Jan 6, 2015 at 11:12 AM
I'm implementing a protocol specified as an Avro Schema and using Avro binary serialization. And I have ran into problems with the array serialization.
[DataContract()]
    class Foo
    {
        [DataMember]
        public IList<int> array { get; set; }
    }
With the class above, I assign the array to an object of type List<int> it serializes as 00,04,06,36,00. If I assign it to an array of type int[] it is serialized as 02,04,06,36,00.

However if I change the property "array" to the type List<int> instead, it serializes as expected according to the Avro spec to the bytes: 04 06 36 00.

This behaviour is quite problematic because the protocol is cross system, multi vendor so we cannot deal with different binary serializations.

Also the code generator in the SDK uses IList<> for arrays, so I cannot work around this by simply using List<> instead.


Is this a known problem or should I file a bug on this?


Thanks,
Sjur Brendeland
Coordinator
Jan 7, 2015 at 9:07 PM
Hi Sjur,

Could you provide more information what these numbers are?
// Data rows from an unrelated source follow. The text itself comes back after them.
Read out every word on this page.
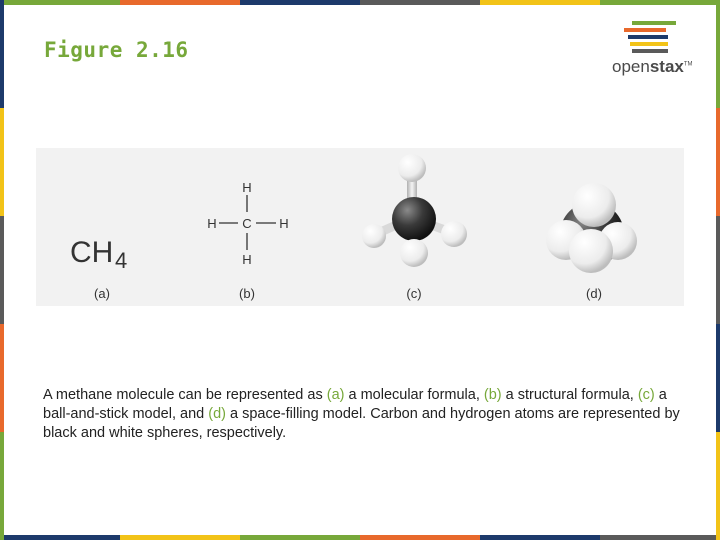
Figure 2.16
openstax™
CH 4
H
H C H
H
(a)	(b)	(c)	(d)
A methane molecule can be represented as (a) a molecular formula, (b) a structural formula, (c) a ball-and-stick model, and (d) a space-filling model. Carbon and hydrogen atoms are represented by black and white spheres, respectively.
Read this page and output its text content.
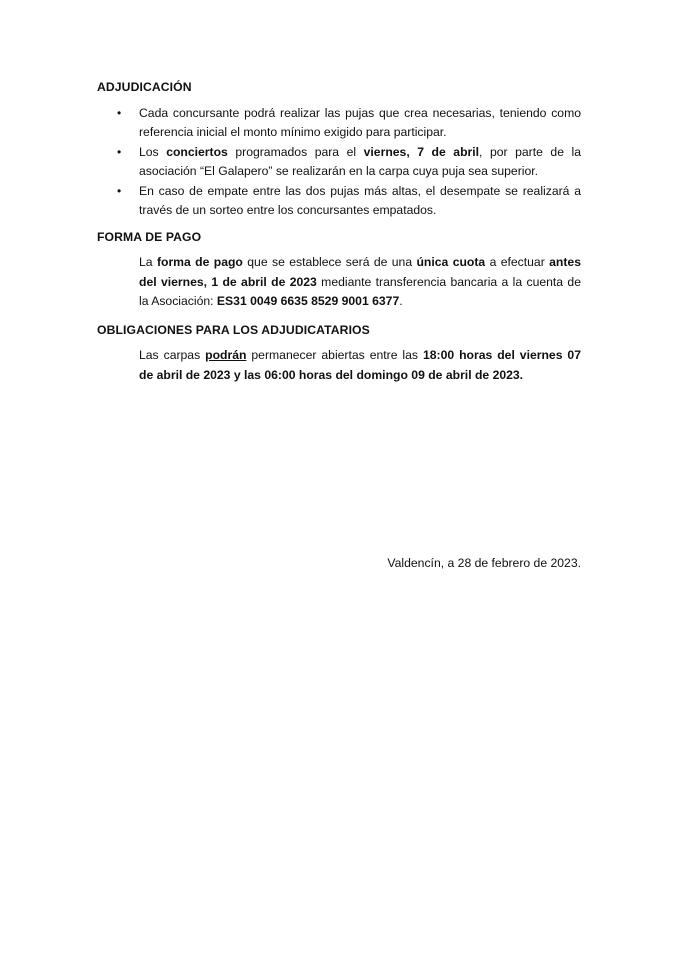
ADJUDICACIÓN
• Cada concursante podrá realizar las pujas que crea necesarias, teniendo como referencia inicial el monto mínimo exigido para participar.
• Los conciertos programados para el viernes, 7 de abril, por parte de la asociación “El Galapero” se realizarán en la carpa cuya puja sea superior.
• En caso de empate entre las dos pujas más altas, el desempate se realizará a través de un sorteo entre los concursantes empatados.
FORMA DE PAGO
La forma de pago que se establece será de una única cuota a efectuar antes del viernes, 1 de abril de 2023 mediante transferencia bancaria a la cuenta de la Asociación: ES31 0049 6635 8529 9001 6377.
OBLIGACIONES PARA LOS ADJUDICATARIOS
Las carpas podrán permanecer abiertas entre las 18:00 horas del viernes 07 de abril de 2023 y las 06:00 horas del domingo 09 de abril de 2023.
Valdencín, a 28 de febrero de 2023.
Are these array elements?

Thanks,
Maxim
Jan 8, 2015 at 1:47 PM
Hi Maxim,

Sorry for being unclear here.
I am serializing the integer array {3,27} (decimal) as in the example in the Avro specification (http://avro.apache.org/docs/current/spec.html#Data+Serialization)
The array 3 and 27 (decimal) as List<int:> serializes into 00,04,06,36,00 (hexadecimal numbers).
The array 3 and 27 (decimal) as int[] serializes into 02,04,06,36,00 (hexadecimal numbers).
But if the property "array" is changed to type "List<int>" it serializes as expected to 04 06 36 00 (hexadecimal numbers).

Cheers,
Sjur
Coordinator
Jan 9, 2015 at 8:15 PM
Our devs provided some insight: If you look into the schema you will see that IList<int> is not an array, because this field can be null (arrays cannot be null in avro). So it is UNION {NULL, ARRAY}. That’s where the first 02 (Encode(1)) is coming from.

If your scenario guarantees that there won’t be any nulls, you can use allowNulls = false in the settings of the serializer.

Best regards,
Maxim